Wednesday, October 08, 2008

ON BOOKS AND PERCEPTION:

This past Sunday, I started reading a book by Terry Goodkind called "Wizard's First Rule." The book, as you may imagine, is a fantasy novel, set in a universe with magic, swords, and (duh) wizards.

It took me a long time to try fantasy novels. I had no problem admitting my love for science fiction - some of the first "real" novels I read included The Ring of Charon, its sequel The Shattered Sphere, both by Roger Macbride Allen, and then Orson Scott Card's Ender's Game, which REALLY started my love of science fiction novels.

I don't know why science fiction and fantasy novels are kept together at bookstores. I guess the corporate explanation would be that the type of person who reads one also reads the other. That a certain "type" of person enjoys "those kind" of stories. In the foreword (afterword? The book is at my parents' house) to his book Tailchaser's Song, Tad Williams talked about the surprising amount of overlap between fantasy novel enthusiasts and cat owners (hence the popularity of his fantasy novel told from the point of view of a cat). So if there's an overlap there, maybe there's also an overlap with sci-fi...I don't know. I'm sure some marketing people have done a lot of expensive studies to prove it. (Note: Robert Heinlein also has a science fiction novel titled The Cat Who Walks Through Walls.)

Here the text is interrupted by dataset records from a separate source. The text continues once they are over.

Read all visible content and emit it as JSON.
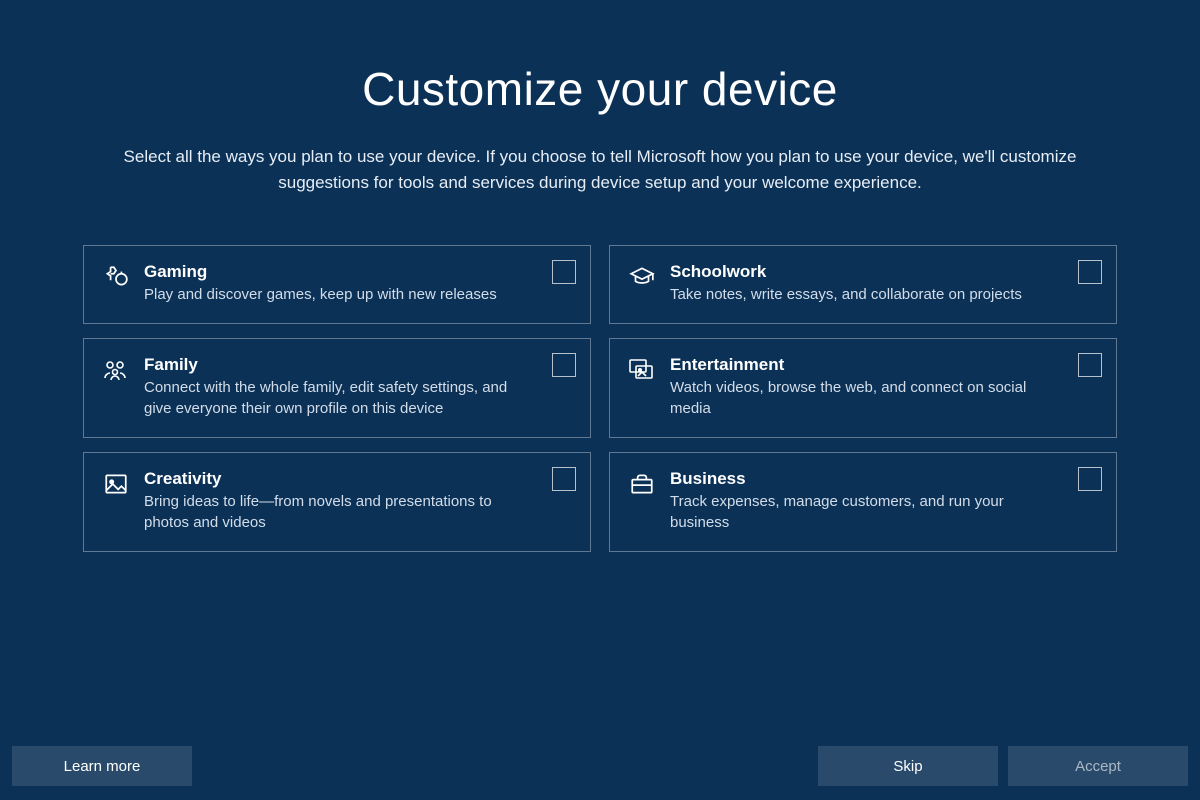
{
  "title": "Customize your device",
  "subtitle": "Select all the ways you plan to use your device. If you choose to tell Microsoft how you plan to use your device, we'll customize suggestions for tools and services during device setup and your welcome experience.",
  "cards": [
    {
      "title": "Gaming",
      "desc": "Play and discover games, keep up with new releases"
    },
    {
      "title": "Schoolwork",
      "desc": "Take notes, write essays, and collaborate on projects"
    },
    {
      "title": "Family",
      "desc": "Connect with the whole family, edit safety settings, and give everyone their own profile on this device"
    },
    {
      "title": "Entertainment",
      "desc": "Watch videos, browse the web, and connect on social media"
    },
    {
      "title": "Creativity",
      "desc": "Bring ideas to life—from novels and presentations to photos and videos"
    },
    {
      "title": "Business",
      "desc": "Track expenses, manage customers, and run your business"
    }
  ],
  "buttons": {
    "learn_more": "Learn more",
    "skip": "Skip",
    "accept": "Accept"
  }
}
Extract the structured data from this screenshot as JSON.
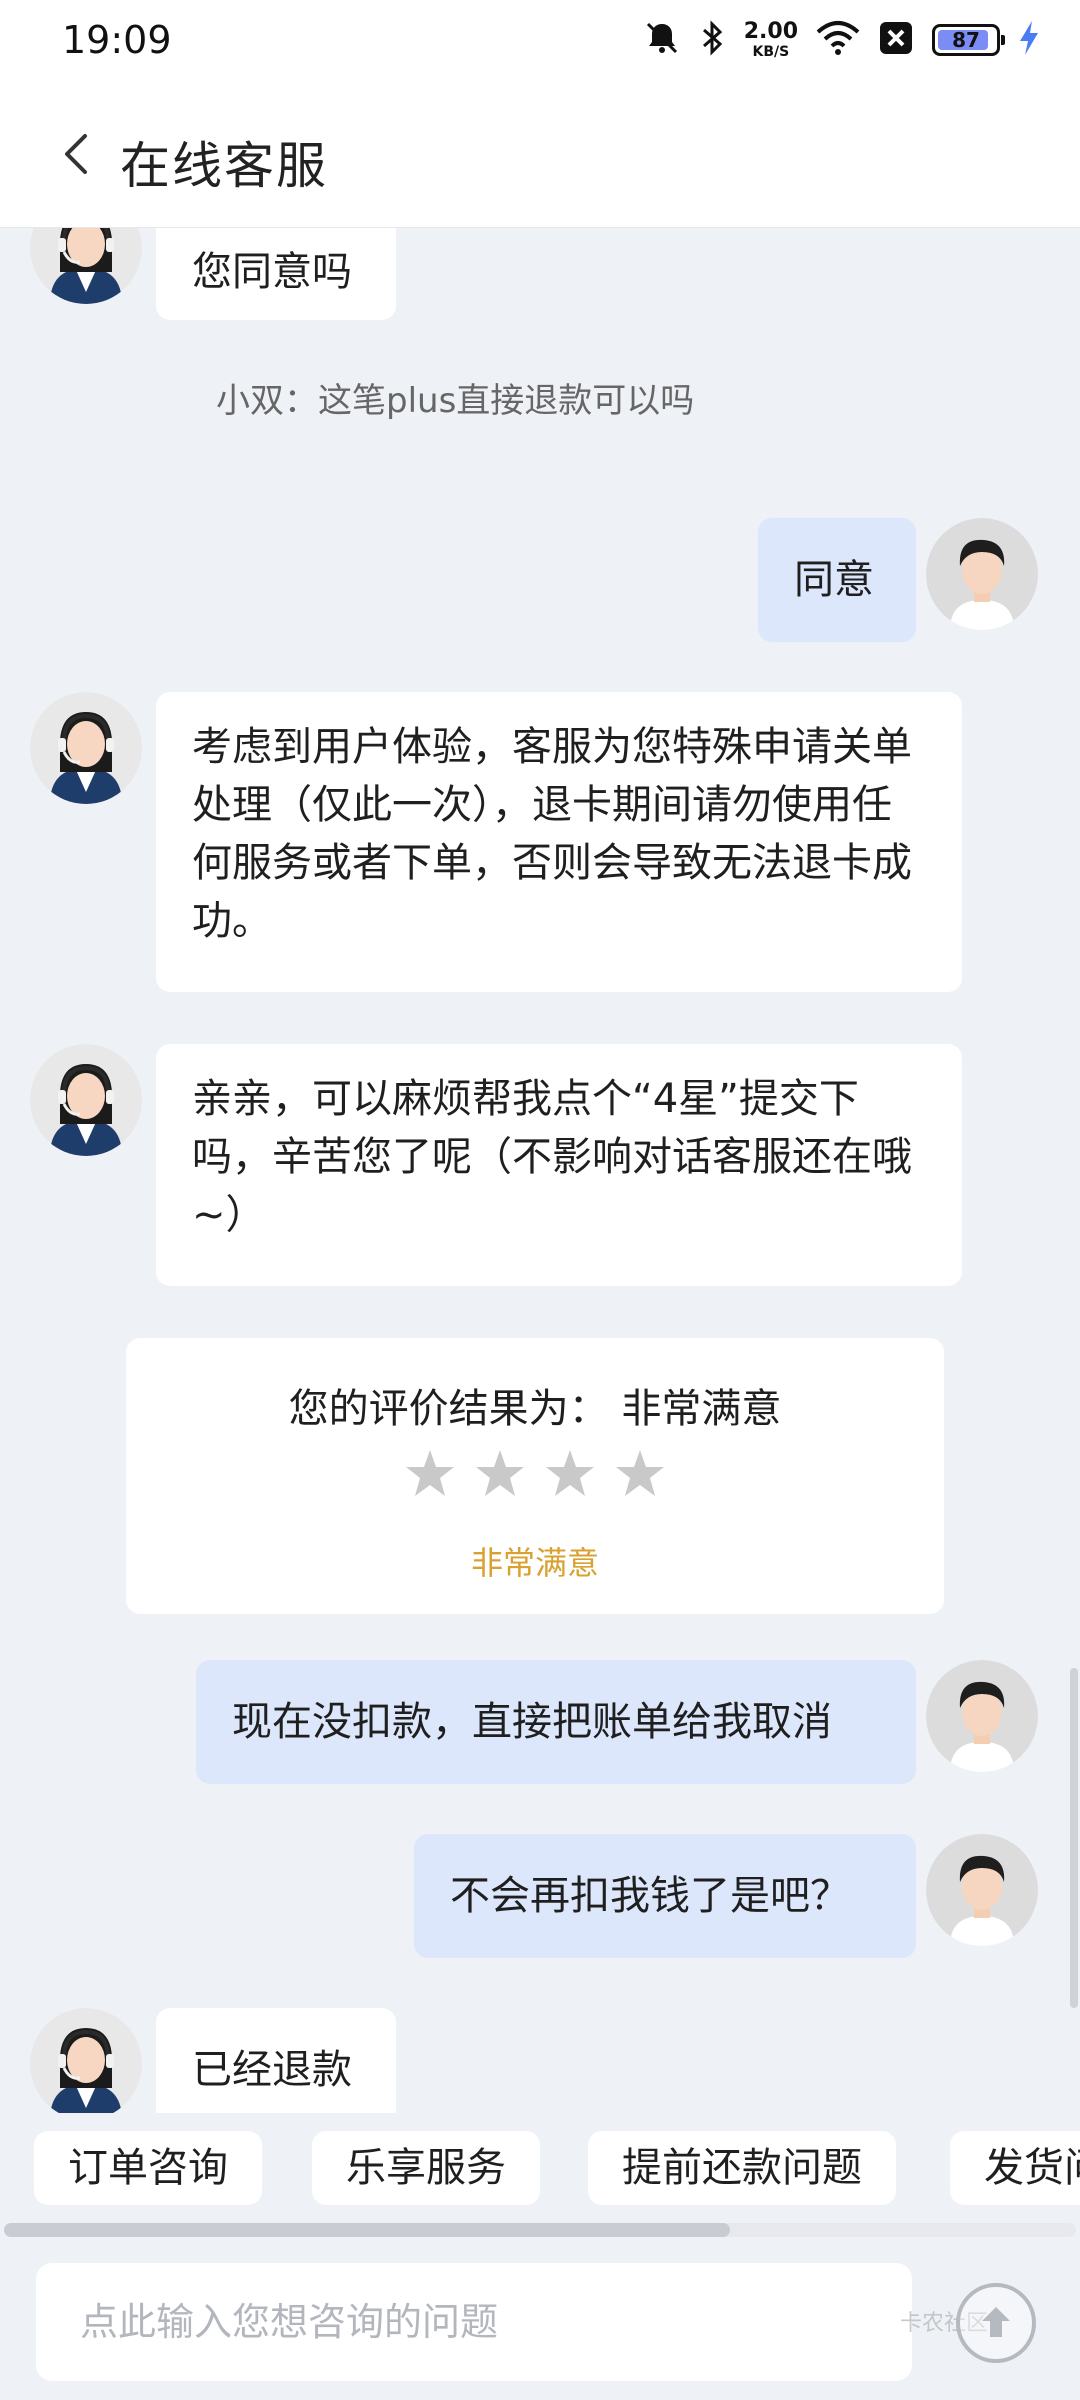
{
  "status_bar": {
    "time": "19:09",
    "speed_value": "2.00",
    "speed_unit": "KB/S",
    "battery": "87"
  },
  "header": {
    "title": "在线客服"
  },
  "chat": {
    "agent_msg_1": "您同意吗",
    "system_msg": "小双：这笔plus直接退款可以吗",
    "user_msg_1": "同意",
    "agent_msg_2": "考虑到用户体验，客服为您特殊申请关单处理（仅此一次），退卡期间请勿使用任何服务或者下单，否则会导致无法退卡成功。",
    "agent_msg_3": "亲亲，可以麻烦帮我点个“4星”提交下吗，辛苦您了呢（不影响对话客服还在哦~）",
    "rating": {
      "title": "您的评价结果为： 非常满意",
      "stars_total": 4,
      "stars_filled": 4,
      "label": "非常满意"
    },
    "user_msg_2": "现在没扣款，直接把账单给我取消",
    "user_msg_3": "不会再扣我钱了是吧？",
    "agent_msg_4": "已经退款"
  },
  "quick_actions": [
    "订单咨询",
    "乐享服务",
    "提前还款问题",
    "发货问"
  ],
  "input": {
    "placeholder": "点此输入您想咨询的问题"
  },
  "watermark": "卡农社区",
  "colors": {
    "user_bubble": "#dde7fb",
    "agent_bubble": "#ffffff",
    "background": "#eef1f6",
    "rating_label": "#d9a12f"
  },
  "icons": [
    "back-icon",
    "mute-icon",
    "bluetooth-icon",
    "wifi-icon",
    "close-box-icon",
    "battery-icon",
    "charging-icon",
    "agent-avatar-icon",
    "user-avatar-icon",
    "star-icon",
    "upload-icon"
  ]
}
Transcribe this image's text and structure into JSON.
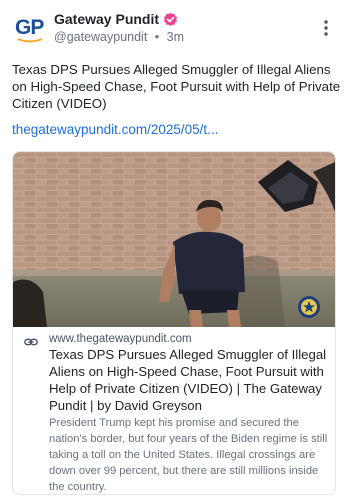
{
  "account": {
    "name": "Gateway Pundit",
    "handle": "@gatewaypundit",
    "separator": "•",
    "age": "3m",
    "avatar_text": "GP",
    "verified_icon": "verified-badge-icon",
    "brand_color": "#1f4f9c",
    "verified_color": "#e9468f"
  },
  "post": {
    "text": "Texas DPS Pursues Alleged Smuggler of Illegal Aliens on High-Speed Chase, Foot Pursuit with Help of Private Citizen (VIDEO)",
    "link": "thegatewaypundit.com/2025/05/t...",
    "link_color": "#1d6fd8"
  },
  "card": {
    "domain": "www.thegatewaypundit.com",
    "title": "Texas DPS Pursues Alleged Smuggler of Illegal Aliens on High-Speed Chase, Foot Pursuit with Help of Private Citizen (VIDEO) | The Gateway Pundit | by David Greyson",
    "description": "President Trump kept his promise and secured the nation's border, but four years of the Biden regime is still taking a toll on the United States. Illegal crossings are down over 99 percent, but there are still millions inside the country.",
    "link_icon": "link-icon"
  }
}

Digression aside, it took me a long time to dip my toe into the waters of fantasy novels. Sure, I enjoyed Stephen King's The Eyes of the Dragon, but that didn't make me a fantasy nerd. But as I plowed through more and more science fiction (and contemporary fiction, and young adult fiction), I began to crave something more. A story that would go on. Something epic.

Well, Robert Jordan had a series of books (The Wheel of Time) that seemed long, so I started reading at book one. Some twelve thousand pages later, my definition of "epic" had been fulfilled - and there's still one book to go (although with Robert Jordan's passing, Brandon Sanderson will be filling in for the last book, which has me a little worried). So since THEN, I've been trying to read other "epic" series - stuff by Kate Elliot, Terry Brooks, Stephen Donaldson, and now these Goodkind books - and it just happens that a lot of these are set in the sword-magic-and-wizard world. Which is fine.

Look, it also took me a long time to admit that I enjoy Iron Maiden's music. Just because there's a certain "type" of person who listens to Iron Maiden and I don't necessarily want to be considered that "type." Well, I no longer care. I don't have to be that type to enjoy Iron Maiden, and I don't have to be that type to enjoy fantasy novels.

Although I am starting to fit the fantasy novel enthusiast type...if I have to move back in with my mom, watch out.